That price is delineated with startling clarity in director Joe Mantello's dark, deep, and enormously satisfying revival of Coward's comedy, which the Roundabout Theatre Company opened Thursday on Broadway.
Originally done in New York in 1933 with Coward, Alfred Lunt, and Lynn Fontanne in the leading roles, ``Design for Living'' has gotten a reputation over the years of being frivolous and a bit provocative. It does champion its pleasure-seeking leads, a threesome who embrace heterosexuality, homosexuality, and all points in-between. Yet the play is quite serious, especially when its characters are at their most foolish, a quality Mantello exploits.
Otto is a painter, who, as the play opens, is on the cusp of becoming a success. He loves Gilda, a would-be decorator for rich folk. She loves him, too, but also is enamored of Leo, a budding playwright. Leo and Otto were together before Gilda entered the picture, and they still have feelings for each other.
By the end of the first act, Otto has had a fierce row with the other two and stormed off. Act 2 begins with Leo reveling in prosperity. He's the author of a hit play running in London's West End and living with Gilda. Leo returns and, after an evening of heavy drinking, resumes his friendship with Otto.

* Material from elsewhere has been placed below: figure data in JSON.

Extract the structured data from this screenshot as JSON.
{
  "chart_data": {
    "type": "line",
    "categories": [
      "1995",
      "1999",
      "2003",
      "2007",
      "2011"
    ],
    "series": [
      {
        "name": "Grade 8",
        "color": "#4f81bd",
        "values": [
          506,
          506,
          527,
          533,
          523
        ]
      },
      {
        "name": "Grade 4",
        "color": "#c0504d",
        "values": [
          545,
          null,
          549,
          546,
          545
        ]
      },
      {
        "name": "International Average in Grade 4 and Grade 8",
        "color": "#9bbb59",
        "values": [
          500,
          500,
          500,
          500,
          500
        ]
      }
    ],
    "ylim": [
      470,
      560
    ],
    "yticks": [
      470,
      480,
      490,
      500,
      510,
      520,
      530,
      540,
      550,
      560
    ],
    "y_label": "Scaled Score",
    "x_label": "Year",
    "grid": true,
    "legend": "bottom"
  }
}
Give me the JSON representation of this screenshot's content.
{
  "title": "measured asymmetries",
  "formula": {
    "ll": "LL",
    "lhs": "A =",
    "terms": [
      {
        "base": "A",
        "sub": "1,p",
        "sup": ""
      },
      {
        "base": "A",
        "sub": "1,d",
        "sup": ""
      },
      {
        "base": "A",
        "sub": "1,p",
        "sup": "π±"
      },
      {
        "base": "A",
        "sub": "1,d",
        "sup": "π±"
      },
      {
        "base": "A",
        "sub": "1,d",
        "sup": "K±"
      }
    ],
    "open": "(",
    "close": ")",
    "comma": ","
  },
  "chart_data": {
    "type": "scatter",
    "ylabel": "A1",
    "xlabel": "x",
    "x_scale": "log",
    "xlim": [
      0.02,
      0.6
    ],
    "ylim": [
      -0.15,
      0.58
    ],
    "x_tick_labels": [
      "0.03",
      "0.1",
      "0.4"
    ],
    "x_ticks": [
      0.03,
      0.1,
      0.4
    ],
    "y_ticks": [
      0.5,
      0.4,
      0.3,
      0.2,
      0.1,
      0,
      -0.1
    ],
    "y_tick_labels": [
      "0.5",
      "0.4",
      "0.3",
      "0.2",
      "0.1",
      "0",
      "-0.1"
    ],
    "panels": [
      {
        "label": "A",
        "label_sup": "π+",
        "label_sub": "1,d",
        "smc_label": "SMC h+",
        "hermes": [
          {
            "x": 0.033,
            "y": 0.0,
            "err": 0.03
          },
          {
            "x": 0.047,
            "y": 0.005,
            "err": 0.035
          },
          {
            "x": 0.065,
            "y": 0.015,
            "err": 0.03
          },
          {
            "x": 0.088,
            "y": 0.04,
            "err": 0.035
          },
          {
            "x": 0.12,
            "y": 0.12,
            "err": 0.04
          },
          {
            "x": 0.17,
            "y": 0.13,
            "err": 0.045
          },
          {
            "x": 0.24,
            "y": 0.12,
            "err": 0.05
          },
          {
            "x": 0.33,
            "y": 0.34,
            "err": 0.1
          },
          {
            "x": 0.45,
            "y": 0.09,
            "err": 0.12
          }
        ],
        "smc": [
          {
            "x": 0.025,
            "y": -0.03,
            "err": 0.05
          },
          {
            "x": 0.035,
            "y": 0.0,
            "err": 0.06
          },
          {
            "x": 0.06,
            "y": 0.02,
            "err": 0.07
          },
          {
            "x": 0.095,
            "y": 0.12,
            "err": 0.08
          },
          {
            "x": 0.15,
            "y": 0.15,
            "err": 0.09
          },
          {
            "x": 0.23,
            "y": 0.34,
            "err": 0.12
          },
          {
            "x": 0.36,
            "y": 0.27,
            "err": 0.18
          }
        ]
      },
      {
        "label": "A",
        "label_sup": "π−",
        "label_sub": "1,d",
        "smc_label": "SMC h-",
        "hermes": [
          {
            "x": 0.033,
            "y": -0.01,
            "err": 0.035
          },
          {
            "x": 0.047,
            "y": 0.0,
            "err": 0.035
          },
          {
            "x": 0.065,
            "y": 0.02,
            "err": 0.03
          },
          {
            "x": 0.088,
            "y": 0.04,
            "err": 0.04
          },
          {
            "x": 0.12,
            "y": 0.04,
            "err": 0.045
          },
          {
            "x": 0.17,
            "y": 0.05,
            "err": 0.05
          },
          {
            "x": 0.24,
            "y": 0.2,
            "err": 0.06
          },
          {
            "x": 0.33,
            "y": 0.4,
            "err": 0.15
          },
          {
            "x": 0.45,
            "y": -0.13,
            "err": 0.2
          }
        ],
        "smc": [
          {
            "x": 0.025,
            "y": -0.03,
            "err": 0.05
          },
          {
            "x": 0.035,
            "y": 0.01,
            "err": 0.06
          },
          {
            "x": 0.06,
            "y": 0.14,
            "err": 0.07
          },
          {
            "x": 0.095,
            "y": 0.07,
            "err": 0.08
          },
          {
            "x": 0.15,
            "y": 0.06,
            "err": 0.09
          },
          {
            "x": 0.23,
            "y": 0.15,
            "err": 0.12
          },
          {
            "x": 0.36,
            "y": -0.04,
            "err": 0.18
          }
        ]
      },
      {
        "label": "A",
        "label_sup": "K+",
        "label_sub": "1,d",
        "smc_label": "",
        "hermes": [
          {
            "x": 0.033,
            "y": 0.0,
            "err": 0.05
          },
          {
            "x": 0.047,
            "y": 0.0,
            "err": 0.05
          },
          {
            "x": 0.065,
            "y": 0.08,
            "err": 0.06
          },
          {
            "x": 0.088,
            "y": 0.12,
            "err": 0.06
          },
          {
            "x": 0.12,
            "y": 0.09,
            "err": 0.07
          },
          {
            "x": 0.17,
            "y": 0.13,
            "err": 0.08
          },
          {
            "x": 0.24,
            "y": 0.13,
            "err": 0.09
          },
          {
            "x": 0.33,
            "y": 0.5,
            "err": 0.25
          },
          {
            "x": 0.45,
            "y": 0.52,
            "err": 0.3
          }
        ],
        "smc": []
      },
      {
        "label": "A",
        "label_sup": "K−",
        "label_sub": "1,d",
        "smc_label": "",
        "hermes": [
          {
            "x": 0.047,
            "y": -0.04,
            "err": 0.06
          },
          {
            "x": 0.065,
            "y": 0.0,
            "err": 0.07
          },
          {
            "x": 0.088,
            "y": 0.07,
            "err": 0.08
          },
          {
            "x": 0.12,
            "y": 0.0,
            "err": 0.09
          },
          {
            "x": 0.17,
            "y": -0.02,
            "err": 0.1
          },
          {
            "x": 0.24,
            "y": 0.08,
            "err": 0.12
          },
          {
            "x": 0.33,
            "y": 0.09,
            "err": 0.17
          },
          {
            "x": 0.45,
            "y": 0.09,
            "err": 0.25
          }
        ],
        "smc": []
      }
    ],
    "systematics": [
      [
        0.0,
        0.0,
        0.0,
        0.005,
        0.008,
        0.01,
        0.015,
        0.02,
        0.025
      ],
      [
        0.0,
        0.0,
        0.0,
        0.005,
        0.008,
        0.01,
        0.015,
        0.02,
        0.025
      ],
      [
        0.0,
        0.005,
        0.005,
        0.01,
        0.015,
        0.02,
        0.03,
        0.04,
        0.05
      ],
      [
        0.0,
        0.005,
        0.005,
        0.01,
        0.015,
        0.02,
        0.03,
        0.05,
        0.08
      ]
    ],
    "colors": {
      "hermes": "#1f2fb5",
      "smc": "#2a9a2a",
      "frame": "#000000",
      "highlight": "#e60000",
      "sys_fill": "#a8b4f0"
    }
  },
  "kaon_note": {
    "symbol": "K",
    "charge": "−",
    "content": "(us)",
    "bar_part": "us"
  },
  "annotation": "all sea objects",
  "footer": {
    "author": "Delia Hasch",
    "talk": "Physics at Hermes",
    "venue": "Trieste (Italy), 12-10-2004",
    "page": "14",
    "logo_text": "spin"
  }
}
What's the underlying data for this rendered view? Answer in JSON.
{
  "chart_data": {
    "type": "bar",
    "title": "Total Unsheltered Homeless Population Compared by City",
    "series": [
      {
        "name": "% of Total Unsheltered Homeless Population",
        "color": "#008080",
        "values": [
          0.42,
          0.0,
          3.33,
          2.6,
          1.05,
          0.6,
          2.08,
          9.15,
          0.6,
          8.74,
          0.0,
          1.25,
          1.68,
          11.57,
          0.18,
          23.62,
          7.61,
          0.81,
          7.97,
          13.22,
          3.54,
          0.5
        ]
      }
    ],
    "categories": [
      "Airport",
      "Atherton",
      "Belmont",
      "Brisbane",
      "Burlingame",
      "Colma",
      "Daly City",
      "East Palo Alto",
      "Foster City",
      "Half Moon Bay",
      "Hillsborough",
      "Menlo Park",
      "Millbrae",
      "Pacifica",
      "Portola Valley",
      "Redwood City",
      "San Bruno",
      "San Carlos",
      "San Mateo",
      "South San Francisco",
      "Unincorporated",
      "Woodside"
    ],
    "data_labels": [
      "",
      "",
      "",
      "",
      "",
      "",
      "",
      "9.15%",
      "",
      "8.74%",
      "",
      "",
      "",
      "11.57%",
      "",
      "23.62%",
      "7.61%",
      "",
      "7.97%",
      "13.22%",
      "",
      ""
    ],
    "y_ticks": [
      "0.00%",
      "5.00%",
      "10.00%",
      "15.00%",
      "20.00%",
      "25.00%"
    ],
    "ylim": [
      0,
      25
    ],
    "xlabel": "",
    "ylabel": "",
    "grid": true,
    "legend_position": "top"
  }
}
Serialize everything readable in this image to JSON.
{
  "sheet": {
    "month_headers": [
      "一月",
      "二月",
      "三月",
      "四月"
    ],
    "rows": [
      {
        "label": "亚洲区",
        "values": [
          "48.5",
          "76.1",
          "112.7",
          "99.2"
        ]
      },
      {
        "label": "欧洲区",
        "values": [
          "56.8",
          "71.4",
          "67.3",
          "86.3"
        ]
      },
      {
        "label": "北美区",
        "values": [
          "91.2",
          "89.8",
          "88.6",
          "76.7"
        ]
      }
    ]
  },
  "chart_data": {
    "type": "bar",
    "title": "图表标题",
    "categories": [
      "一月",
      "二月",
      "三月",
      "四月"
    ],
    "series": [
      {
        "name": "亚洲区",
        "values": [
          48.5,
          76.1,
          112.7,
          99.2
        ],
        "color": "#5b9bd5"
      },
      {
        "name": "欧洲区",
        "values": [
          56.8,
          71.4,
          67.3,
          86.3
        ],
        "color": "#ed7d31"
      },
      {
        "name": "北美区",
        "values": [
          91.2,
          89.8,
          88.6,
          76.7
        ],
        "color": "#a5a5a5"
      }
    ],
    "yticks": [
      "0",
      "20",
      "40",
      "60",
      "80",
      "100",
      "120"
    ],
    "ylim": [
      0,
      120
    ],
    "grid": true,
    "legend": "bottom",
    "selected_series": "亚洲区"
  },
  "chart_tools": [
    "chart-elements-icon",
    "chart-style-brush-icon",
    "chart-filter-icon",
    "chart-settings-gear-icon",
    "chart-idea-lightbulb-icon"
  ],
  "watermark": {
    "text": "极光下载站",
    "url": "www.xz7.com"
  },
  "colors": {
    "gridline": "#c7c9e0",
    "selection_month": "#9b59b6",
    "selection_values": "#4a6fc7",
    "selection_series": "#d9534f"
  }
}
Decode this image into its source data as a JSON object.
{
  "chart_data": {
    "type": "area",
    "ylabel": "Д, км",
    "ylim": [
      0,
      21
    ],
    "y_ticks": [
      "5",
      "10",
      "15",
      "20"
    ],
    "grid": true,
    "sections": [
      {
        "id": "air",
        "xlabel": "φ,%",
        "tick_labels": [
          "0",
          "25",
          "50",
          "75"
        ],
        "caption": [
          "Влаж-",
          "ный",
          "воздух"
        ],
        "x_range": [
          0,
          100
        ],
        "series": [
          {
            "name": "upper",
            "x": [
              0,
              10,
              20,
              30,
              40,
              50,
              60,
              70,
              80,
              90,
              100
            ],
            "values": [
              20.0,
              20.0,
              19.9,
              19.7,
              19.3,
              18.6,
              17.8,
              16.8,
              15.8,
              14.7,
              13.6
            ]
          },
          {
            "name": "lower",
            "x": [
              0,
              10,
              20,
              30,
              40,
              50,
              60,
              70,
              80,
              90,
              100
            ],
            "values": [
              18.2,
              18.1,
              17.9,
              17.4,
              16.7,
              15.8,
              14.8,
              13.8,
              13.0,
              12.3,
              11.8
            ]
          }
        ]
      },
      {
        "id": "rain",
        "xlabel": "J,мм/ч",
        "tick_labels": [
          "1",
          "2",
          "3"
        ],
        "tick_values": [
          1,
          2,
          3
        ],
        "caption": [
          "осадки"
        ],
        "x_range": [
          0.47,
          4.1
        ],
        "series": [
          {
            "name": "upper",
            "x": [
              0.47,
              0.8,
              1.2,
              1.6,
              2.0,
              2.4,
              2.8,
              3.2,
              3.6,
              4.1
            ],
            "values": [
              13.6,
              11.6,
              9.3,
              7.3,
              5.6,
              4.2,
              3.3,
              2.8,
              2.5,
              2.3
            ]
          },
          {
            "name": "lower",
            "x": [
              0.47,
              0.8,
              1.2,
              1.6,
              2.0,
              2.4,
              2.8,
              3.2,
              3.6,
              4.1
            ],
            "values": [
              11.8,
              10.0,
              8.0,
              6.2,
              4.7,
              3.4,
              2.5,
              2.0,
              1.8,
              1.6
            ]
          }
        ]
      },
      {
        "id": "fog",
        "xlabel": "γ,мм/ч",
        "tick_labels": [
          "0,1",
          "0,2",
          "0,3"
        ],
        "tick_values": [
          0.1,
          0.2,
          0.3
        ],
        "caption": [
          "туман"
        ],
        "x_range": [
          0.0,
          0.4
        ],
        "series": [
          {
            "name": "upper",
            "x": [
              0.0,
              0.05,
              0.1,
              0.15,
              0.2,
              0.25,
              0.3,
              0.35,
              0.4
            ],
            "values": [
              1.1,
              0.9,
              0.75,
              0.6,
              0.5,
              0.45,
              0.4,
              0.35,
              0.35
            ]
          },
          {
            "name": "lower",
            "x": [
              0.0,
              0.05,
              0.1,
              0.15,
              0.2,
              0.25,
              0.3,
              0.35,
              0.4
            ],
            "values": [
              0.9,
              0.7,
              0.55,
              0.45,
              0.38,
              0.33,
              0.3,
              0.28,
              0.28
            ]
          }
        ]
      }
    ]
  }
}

By the final act, Gilda, who couldn't deal with her pals' success, has fled to New York and hooked up with Ernest, a stuffy, yet wealthy art dealer. Ernest represents everything that's sober-sided and proper about the world. Of course, he must get his comeuppance at the end of play. It's an uncomfortable moment of callousness by our three hedonists, who, to their credit, at least realize they are doing something distasteful.
Mantello has orchestrated the couplings and uncouplings with ease. He has been helped by three showy actors - Alan Cumming, Jennifer Ehle, and Dominic West - who know how to handle the pleasure and the pain.
Cumming's Otto, dyed blond hair done up in a vaguely punk style, suggests a cross between an imp and a satyr with a bit of a downtown club kid thrown in for good measure. Cumming, often wearing a slyly naughty smile, negotiates Otto's tantrums and philosophical insights with remarkable fluidity. ``Life is for living, first and foremost,'' Otto proudly states, and he does his best to live up to that credo.
Leo, modeled after Coward himself, is nicely spoofed by the playwright, who has great fun in one scene sending up critics of his work. West oozes debonair charm, and his chiseled features and brawny build contrast nicely with Cumming's slender frame.
Ehle, a Tony winner for her role in the revival of ``The Real Thing'' has the most difficult role. Gilda is the play's catalyst, precipitating the breakups and the reunions. The character is the uncertain soul of the play, and Ehle portrays that indecisiveness with considerable skill. Gilda's anguish is very real, something the actress doesn't downplay.
The supporting cast is spotty, but John Cunningham gets audience sympathy - not an easy task - giving Ernest more to do than just moralize. Jenny Sterlin scores a lot of laughs as a dour, suspicious maid.
Designer Robert Brill's exemplary settings are larger than life. From Otto's cluttered Parisian art studio to Leo's garish London flat to Gilda's art deco New York apartment, they are as outlandish and as over-the-top as their inhabitants.
The title, ``Design for Living,'' suggests a studious handbook for getting through life. However, Coward's play is anything but. It is a funny, yet cautionary tale about living the high life. He seems to be saying that the frivolity is worth it, even if occasionally you have to fall back to Earth. And, as Mantello's production points out so theatrically, just be aware of the consequences.